The central controlling is done by an Atmel ATTINY2313 microcontroller. It gets its time from a DS1307 RTC. The display of type FIP5Q13 comes from my tinkering box and is driven by the VFD driver combination of MAX6921 / LM9022. These two chips were also used in my talking alarm clock.

Picture: Backside of the board

The real-time clock is not yet assembled, but it is not necessary for testing the vacuum fluorescence display.

Picture: Testing the display

The firmware is written completely in C. To set the time, simply press the button on the back. With the rotary encoder, hours and minutes can be set. Furthermore a PWM dimming function for the LED rack light is implemented. The desired brightness can be set in 25 steps. Besides the setting mode, the rotary encoder is used for the brightness control. The selected brightness level is also shown in the display, for example LA15. The set brightness value is stored in the EEProm and is thus permanently stored. After a few seconds the display changes back to the actual time.

Picture: VFD color filter

To protect the display and to increase the contrast, blue acrylic glass is mounted in front of the VFD.

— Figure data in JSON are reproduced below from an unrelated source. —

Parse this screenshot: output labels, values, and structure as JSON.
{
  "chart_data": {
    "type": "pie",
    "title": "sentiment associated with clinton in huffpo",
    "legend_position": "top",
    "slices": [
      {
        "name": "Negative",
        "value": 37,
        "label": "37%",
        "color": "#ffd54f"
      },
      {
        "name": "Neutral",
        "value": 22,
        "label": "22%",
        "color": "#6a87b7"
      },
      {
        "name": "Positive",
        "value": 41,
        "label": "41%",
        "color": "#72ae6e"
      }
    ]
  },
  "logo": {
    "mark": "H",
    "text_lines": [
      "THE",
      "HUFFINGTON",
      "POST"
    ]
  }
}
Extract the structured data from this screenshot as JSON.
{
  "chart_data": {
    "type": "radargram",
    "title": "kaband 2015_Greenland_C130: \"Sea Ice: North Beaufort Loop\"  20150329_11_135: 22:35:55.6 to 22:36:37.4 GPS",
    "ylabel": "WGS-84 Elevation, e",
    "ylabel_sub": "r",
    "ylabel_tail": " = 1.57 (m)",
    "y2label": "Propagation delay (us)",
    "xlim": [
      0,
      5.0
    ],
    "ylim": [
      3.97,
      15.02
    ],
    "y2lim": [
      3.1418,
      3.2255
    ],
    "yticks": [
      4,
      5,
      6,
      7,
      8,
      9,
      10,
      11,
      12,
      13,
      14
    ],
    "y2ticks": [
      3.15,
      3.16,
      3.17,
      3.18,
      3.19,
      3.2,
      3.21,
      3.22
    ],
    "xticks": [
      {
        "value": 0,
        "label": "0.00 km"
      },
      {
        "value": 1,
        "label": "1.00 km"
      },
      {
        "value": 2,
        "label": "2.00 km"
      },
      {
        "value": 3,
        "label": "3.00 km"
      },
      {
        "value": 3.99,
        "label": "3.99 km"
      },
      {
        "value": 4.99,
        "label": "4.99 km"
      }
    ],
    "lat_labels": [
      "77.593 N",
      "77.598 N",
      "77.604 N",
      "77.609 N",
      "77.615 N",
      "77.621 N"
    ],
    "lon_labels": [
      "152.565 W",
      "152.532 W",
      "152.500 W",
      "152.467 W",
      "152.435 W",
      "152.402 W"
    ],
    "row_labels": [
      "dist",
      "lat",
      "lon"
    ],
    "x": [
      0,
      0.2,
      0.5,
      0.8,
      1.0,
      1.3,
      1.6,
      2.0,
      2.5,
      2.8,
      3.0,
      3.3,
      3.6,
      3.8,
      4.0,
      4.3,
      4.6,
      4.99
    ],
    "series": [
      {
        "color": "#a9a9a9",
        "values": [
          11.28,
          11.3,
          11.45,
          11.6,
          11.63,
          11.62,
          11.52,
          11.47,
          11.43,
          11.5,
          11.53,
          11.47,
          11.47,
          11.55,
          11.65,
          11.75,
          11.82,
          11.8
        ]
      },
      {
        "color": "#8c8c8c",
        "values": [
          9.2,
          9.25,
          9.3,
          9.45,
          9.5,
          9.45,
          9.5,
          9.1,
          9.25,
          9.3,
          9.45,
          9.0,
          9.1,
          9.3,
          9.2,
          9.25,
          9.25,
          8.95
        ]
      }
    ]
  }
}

Picture: Test run with bezel

Lutz has sanded the bezel for me and then machined it on the CNC mill. The corners in the display cutout were then carefully filed by hand. (These are usually a bit round depending on the size of the milling cutter) Afterwards I had the bezel painted black matt. Whow!

The acrylic glass plate in front of the display is glued with silicone. To fix the display I used my favorite two-component glue Pattex Stabilit. Underneath the glue, the paint had to be sanded away with the Proxxon until bare metal was visible. M3 screws are used as spacers.

Picture: Glue

When installed in the case, the whole thing looks like this:

Picture: Clock in the case

The clock has been running since 2009 without any problems!


In 2022, a suitable back cover was created. It was drawn using OpenSCAD and 3D printed.

Screenshot: Enclosure in OpenSCAD
Picture: Finished enclosure

Unfortunately there is no schematic for this project. The display is also a unique piece. If you want to rebuild this clock anyway, you are welcome to modify the source code to another VF display.